Who We Are
The Center for Social Concern (CSC) fosters a lifelong commitment to active citizenship among JHU undergraduates by integrating education, action, and reflection into community-focused programming for Hopkins’ students within Baltimore City. We envision a world in which Hopkins students are active citizens within their current and future communities.
The CSC’s ultimate goal is to inspire our students to become active citizens. In order to work towards this goal, the CSC utilizes a model of Education, Action, and Reflection. By providing educational trainings, coordinating engagement opportunities within Baltimore City, and facilitating spaces for critical reflection, the CSC cultivates students who prioritize community in their values and life choices.
The CSC integrates our model of education, action, and reflection across a wide range of programs. Our programs give students an opportunity to volunteer and intern with community organizations, tutor Baltimore youth, and participate in community-engaged academic courses. Beyond our programs, the CSC also supports university-wide initiatives like Hopkins Votes (voter registration and education) and Hopkins Engage (a volunteer management platform).
The Center for Social Concern at Johns Hopkins University was created in response to increased interest on the part of Hopkins undergraduate and graduate communities, hearing a deepening call to community change and development. The Johns Hopkins University’s interest in community issues harkens back to its first president, David Coit Gilman. His inaugural address called for higher education to “make for less misery among the poor, less ignorance in the schools, less bigotry in the temple.” More than one hundred years ago, under Gilman’s presidency and guidance, the Johns Hopkins Charity Organization Society (COS) was formed to advance that ideal.
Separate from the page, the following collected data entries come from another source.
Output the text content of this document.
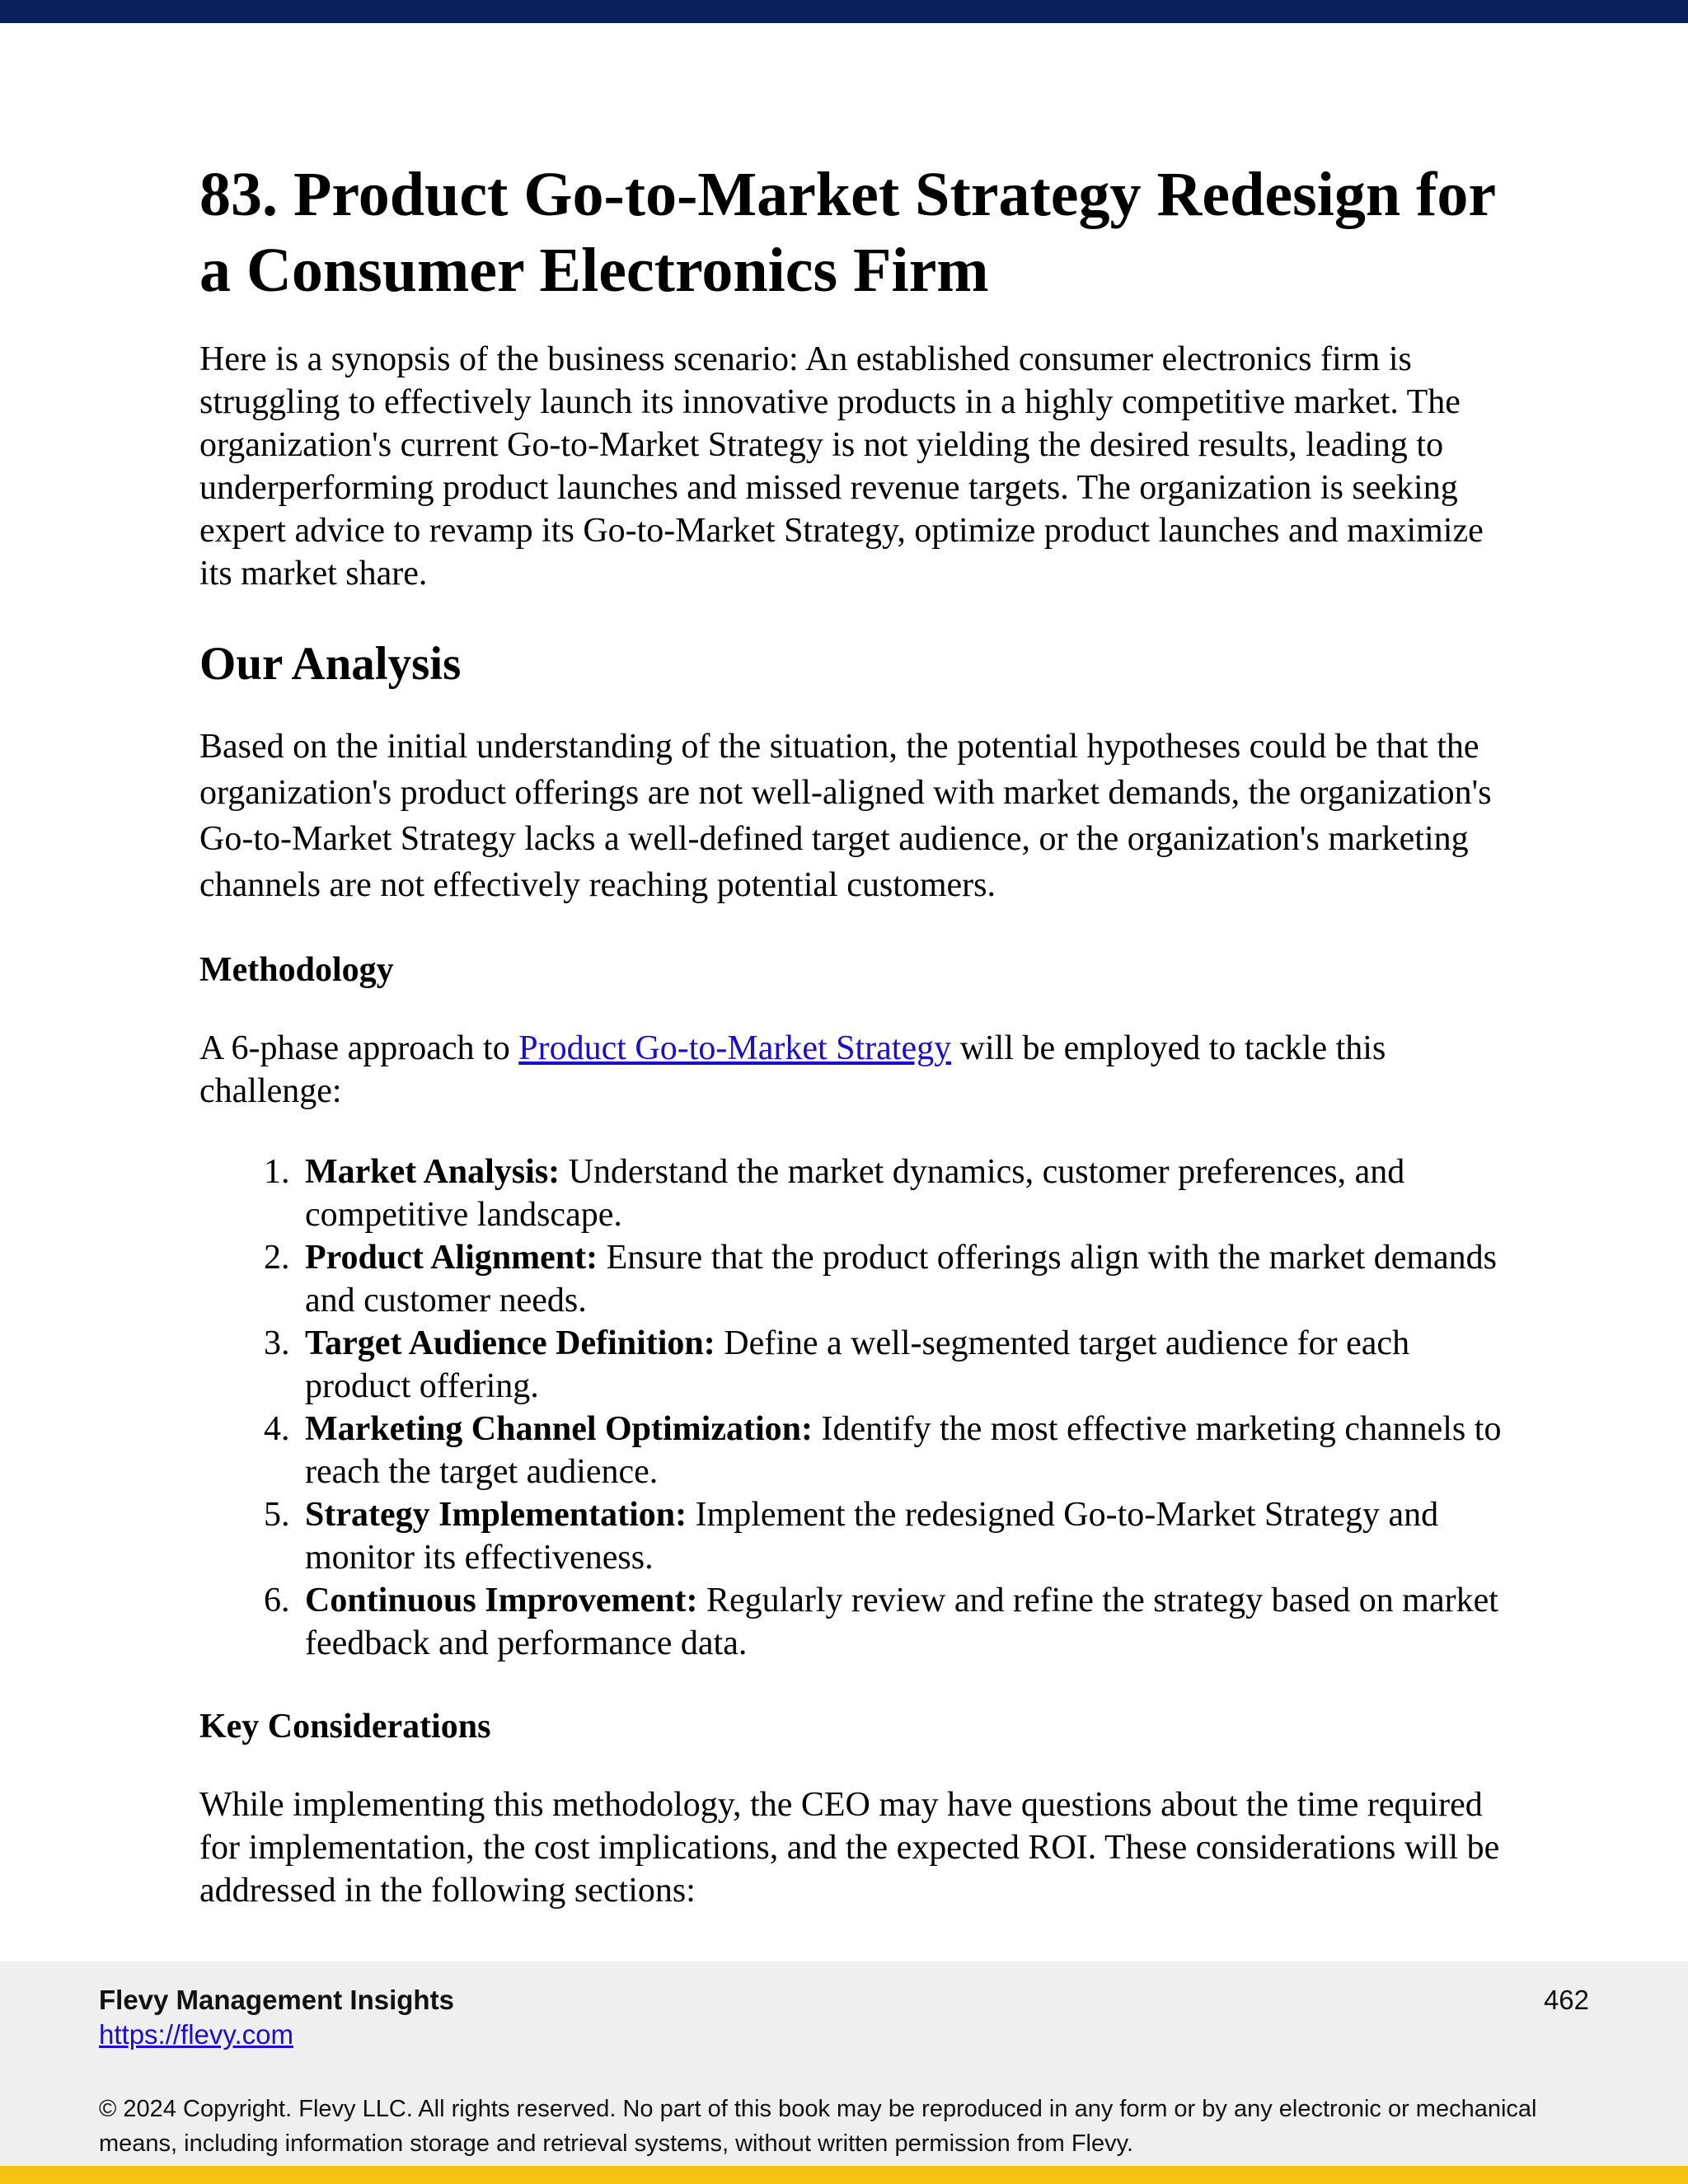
83. Product Go-to-Market Strategy Redesign for a Consumer Electronics Firm

Here is a synopsis of the business scenario: An established consumer electronics firm is struggling to effectively launch its innovative products in a highly competitive market. The organization's current Go-to-Market Strategy is not yielding the desired results, leading to underperforming product launches and missed revenue targets. The organization is seeking expert advice to revamp its Go-to-Market Strategy, optimize product launches and maximize its market share.

Our Analysis

Based on the initial understanding of the situation, the potential hypotheses could be that the organization's product offerings are not well-aligned with market demands, the organization's Go-to-Market Strategy lacks a well-defined target audience, or the organization's marketing channels are not effectively reaching potential customers.

Methodology

A 6-phase approach to Product Go-to-Market Strategy will be employed to tackle this challenge:

1. Market Analysis: Understand the market dynamics, customer preferences, and competitive landscape.
2. Product Alignment: Ensure that the product offerings align with the market demands and customer needs.
3. Target Audience Definition: Define a well-segmented target audience for each product offering.
4. Marketing Channel Optimization: Identify the most effective marketing channels to reach the target audience.
5. Strategy Implementation: Implement the redesigned Go-to-Market Strategy and monitor its effectiveness.
6. Continuous Improvement: Regularly review and refine the strategy based on market feedback and performance data.
Key Considerations

While implementing this methodology, the CEO may have questions about the time required for implementation, the cost implications, and the expected ROI. These considerations will be addressed in the following sections:

Flevy Management Insights
https://flevy.com
462
© 2024 Copyright. Flevy LLC. All rights reserved. No part of this book may be reproduced in any form or by any electronic or mechanical means, including information storage and retrieval systems, without written permission from Flevy.
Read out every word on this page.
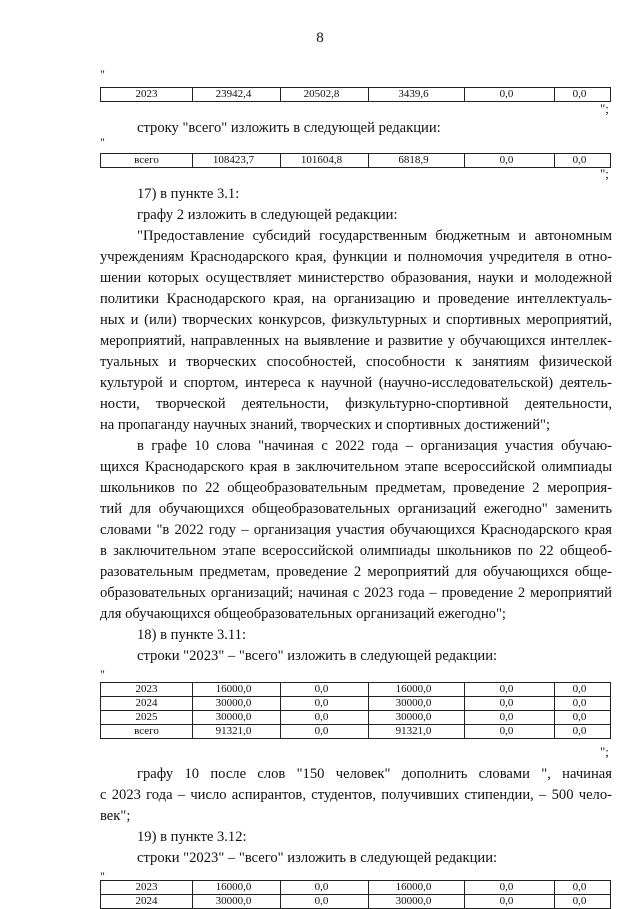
8
"
2023	23942,4	20502,8	3439,6	0,0	0,0
";
строку "всего" изложить в следующей редакции:
"
всего	108423,7	101604,8	6818,9	0,0	0,0
";
17) в пункте 3.1:
графу 2 изложить в следующей редакции:
"Предоставление субсидий государственным бюджетным и автономным
учреждениям Краснодарского края, функции и полномочия учредителя в отно-
шении которых осуществляет министерство образования, науки и молодежной
политики Краснодарского края, на организацию и проведение интеллектуаль-
ных и (или) творческих конкурсов, физкультурных и спортивных мероприятий,
мероприятий, направленных на выявление и развитие у обучающихся интеллек-
туальных и творческих способностей, способности к занятиям физической
культурой и спортом, интереса к научной (научно-исследовательской) деятель-
ности, творческой деятельности, физкультурно-спортивной деятельности,
на пропаганду научных знаний, творческих и спортивных достижений";
в графе 10 слова "начиная с 2022 года – организация участия обучаю-
щихся Краснодарского края в заключительном этапе всероссийской олимпиады
школьников по 22 общеобразовательным предметам, проведение 2 мероприя-
тий для обучающихся общеобразовательных организаций ежегодно" заменить
словами "в 2022 году – организация участия обучающихся Краснодарского края
в заключительном этапе всероссийской олимпиады школьников по 22 общеоб-
разовательным предметам, проведение 2 мероприятий для обучающихся обще-
образовательных организаций; начиная с 2023 года – проведение 2 мероприятий
для обучающихся общеобразовательных организаций ежегодно";
18) в пункте 3.11:
строки "2023" – "всего" изложить в следующей редакции:
"
2023	16000,0	0,0	16000,0	0,0	0,0
2024	30000,0	0,0	30000,0	0,0	0,0
2025	30000,0	0,0	30000,0	0,0	0,0
всего	91321,0	0,0	91321,0	0,0	0,0
";
графу 10 после слов "150 человек" дополнить словами ", начиная
с 2023 года – число аспирантов, студентов, получивших стипендии, – 500 чело-
век";
19) в пункте 3.12:
строки "2023" – "всего" изложить в следующей редакции:
"
2023	16000,0	0,0	16000,0	0,0	0,0
2024	30000,0	0,0	30000,0	0,0	0,0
A few years later, Eugene Levering financed the building of Levering Hall, to be “dedicated to the spiritual education of the young men of Johns Hopkins” – an all male institution at the time. Gilman’s COS formed a natural partnership with the Levering Hall YMCA. Through study and service they would engage in what would be today’s “action research” in addressing the needs of Baltimore’s low income communities. Social welfare and the academy had taken root as a co curricular mission of the university since the nineteenth century onward.
During the struggle for civil rights in the 1950s and 1960s, Levering Hall became the campus center for action and reflection on what it meant to live in a racially divided society. Out of a sense of social responsibility, the Johns Hopkins Tutorial Project was created by then chaplain Dr. Chester Wickwire, and to-date it continues its work in Levering Hall. The YMCA and its chaplain created more than fifty tuition-free courses for the community, high school equivalency programs in the Baltimore City Jail, and cross-cultural opportunities for JHU students to interact and work with the citizens of Baltimore.
In the early 1990s, the Office of Volunteer Services was funded and staffed by the dean’s office, incorporating some of the programs begun through the YMCA chaplaincy, and adding others. An ethic of service and commitment at Johns Hopkins evolved from the Office of Volunteer Services toward the establishment of the Center for Social Concern. Faculty, students, and staff continue to work towards a deeper sense of responsibility and citizenship through engagement. The Center serves as a focal point on campus for these social concerns, as they became defined in the community in tandem with campus stakeholders.
Originally based in Levering Hall, just as the service initiatives of Gilman, Levering, Wickwire, and others for more than a century, it’s the hope that the Center for Social Concern will reflect both in spirit and in substance the legacy of these visionary leaders.
In summer 2009, the CSC moved from Levering Hall to 3103 North Charles Street. This three-story home houses CSC’s staff and community focused programming, except for the Johns Hopkins University Tutorial Project, which is located on the second floor of Levering Hall. The Tutorial Project’s location is unique in that the main area of the space contains an incredible floor-to-ceiling mural done by Robert R. Hieronimus, Ph.D. “The Apocalypse” was commissioned in 1968 by Dr. Chester Wickwire, then-Chaplain of the Johns Hopkins University.